Nie potrafię zrozumieć, czy dobrze robię, iż wciąż wybieram samotność. Znajomi mówią mi, iż w moim wieku to już „niepoważne”

przytulnosc.pl 1 tydzień temu

Od młodości wydawało mi się, iż bycie samotnym jest najlepszym rozwiązaniem. choćby ze względu na wygodę, jaką mi to dawało. Mam mnóstwo wolnego czasu, nikt nie wymaga ode mnie tłumaczenia się z czegokolwiek, a głowa jest zawsze wolna od niepotrzebnych problemów. Pomyliłem się tylko w jednym – nie przewidziałem, iż moje grono znajomych z czasem całkowicie się zmieni.

Rodzice już dawno odeszli, a wszyscy przyjaciele mają swoje rodziny, własne światy. W rezultacie zostałem sam. Tak, przez cały czas cenię moją samotność, ale coraz częściej nie wiem, jak się nią cieszyć. Wszyscy wokół mają partnerów, dzieci, planują wspólne wakacje czy remonty. Mój świat się zmienił – bycie samemu już nie jest „cool”, raczej wydaje się „bez przyszłości”. Uświadomiłem to sobie, gdy pewna dobra znajoma powiedziała mi prosto w oczy: „Bez rodziny w twoim wieku wyglądasz mało poważnie”.

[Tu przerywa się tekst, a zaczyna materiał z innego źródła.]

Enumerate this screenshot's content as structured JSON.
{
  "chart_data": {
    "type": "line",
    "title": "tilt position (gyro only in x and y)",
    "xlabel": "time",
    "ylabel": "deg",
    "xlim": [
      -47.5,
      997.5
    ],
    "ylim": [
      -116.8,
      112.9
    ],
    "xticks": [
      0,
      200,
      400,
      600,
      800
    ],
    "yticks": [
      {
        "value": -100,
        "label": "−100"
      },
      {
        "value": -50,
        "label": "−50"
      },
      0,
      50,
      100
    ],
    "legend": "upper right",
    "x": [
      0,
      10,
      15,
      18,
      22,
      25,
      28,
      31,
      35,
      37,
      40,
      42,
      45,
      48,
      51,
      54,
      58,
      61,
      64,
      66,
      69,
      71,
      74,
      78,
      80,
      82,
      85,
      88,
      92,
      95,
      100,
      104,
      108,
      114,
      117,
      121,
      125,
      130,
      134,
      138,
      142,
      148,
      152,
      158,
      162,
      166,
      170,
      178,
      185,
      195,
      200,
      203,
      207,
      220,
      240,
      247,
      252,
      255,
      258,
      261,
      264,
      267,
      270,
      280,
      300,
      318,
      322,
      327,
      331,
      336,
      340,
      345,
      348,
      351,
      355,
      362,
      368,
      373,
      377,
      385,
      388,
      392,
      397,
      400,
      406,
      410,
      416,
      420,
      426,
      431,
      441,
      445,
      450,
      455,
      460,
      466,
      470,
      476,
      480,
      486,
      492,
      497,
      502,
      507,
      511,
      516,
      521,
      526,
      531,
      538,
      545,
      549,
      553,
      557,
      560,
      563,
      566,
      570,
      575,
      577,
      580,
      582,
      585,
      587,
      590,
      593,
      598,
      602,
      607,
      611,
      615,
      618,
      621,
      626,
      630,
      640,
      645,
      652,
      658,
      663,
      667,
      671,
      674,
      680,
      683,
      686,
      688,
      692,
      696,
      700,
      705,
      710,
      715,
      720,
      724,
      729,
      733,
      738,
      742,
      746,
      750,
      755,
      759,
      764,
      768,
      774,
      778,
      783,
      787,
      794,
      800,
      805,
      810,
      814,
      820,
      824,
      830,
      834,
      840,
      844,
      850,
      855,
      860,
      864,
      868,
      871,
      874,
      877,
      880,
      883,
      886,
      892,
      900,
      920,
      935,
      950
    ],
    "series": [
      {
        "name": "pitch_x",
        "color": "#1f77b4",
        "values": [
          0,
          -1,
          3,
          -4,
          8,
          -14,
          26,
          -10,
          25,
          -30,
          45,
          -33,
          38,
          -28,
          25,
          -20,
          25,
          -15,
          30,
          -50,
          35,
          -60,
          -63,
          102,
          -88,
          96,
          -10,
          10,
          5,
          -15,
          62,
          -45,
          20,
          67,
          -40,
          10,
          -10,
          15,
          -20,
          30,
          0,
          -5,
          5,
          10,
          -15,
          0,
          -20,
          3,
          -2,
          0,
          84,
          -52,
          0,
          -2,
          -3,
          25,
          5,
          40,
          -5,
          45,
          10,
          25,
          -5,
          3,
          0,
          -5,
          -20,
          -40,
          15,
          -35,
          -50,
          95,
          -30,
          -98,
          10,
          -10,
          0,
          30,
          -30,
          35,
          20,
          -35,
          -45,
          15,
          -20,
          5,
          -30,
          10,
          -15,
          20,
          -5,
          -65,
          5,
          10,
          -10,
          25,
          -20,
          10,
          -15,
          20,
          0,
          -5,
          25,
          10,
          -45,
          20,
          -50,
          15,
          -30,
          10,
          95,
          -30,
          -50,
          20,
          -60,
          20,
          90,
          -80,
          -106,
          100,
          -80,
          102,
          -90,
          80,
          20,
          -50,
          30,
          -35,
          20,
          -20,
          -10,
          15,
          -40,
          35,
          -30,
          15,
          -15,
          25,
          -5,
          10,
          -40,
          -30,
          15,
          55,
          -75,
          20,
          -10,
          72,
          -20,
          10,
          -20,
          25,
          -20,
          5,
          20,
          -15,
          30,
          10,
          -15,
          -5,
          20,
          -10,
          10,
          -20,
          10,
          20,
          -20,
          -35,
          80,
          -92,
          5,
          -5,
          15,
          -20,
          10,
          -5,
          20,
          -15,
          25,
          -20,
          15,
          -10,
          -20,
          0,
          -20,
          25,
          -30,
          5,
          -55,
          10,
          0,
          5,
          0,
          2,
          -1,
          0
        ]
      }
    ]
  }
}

Byłem w szoku, bo jeżeli patrzeć na moje życie obiektywnie – mam stabilny, bardzo dobry dochód, jestem zadbany, wykształcony, mam wielu znajomych i jestem wzięty w swoim środowisku. A jednak nikogo nie interesuje moja „poważność” w tym sensie. Czy naprawdę rodzina jest tym kluczem, którego potrzebuje każdy mężczyzna? Rozumiem, iż to ogromna odpowiedzialność, ale przecież można ją nieść także w innych dziedzinach życia.

Chyba odstrasza mnie też fakt, iż wokół często widzę zdrady – zarówno ze strony mężów, jak i żon. Czasami są „wzajemne”, czasami jednostronne. Wiem, iż nie wszędzie tak jest, ale czemu ludzie to bagatelizują, mówiąc: „Różnie w życiu bywa”? Przecież to nie w porządku. Albo budujecie normalny, solidny związek, albo wcale nie zakładajcie rodziny.

Mimo to pozostaje fakt – zostałem sam. Nie chodzi o brak towarzystwa – wokół mnie są imprezy, kobiety, ludzie, z którymi mogę porozmawiać. Ale to już nie te rozmowy, które prowadziłem kiedyś z paczką przyjaciół. Nie mam z kim podzielić się kawałkiem mojego życia.

To właśnie w takich chwilach, gdy siedzę sam ze swoimi myślami, przychodzą mi do głowy różne idee. Zaczynam myśleć, iż może jednak fajnie byłoby mieć żonę, która mogłaby mnie wesprzeć w trudnym momencie. Nigdy nie miałem takich ciepłych relacji – może przez brak zaufania – ale mój umysł i tak szuka usprawiedliwień.

Nie wiem, co zrobię dalej. Może spróbować związku to nie jest taki zły pomysł? Tylko jak poradzić sobie z moją obecną samotnością? W końcu życie dzieje się teraz, a nie potem.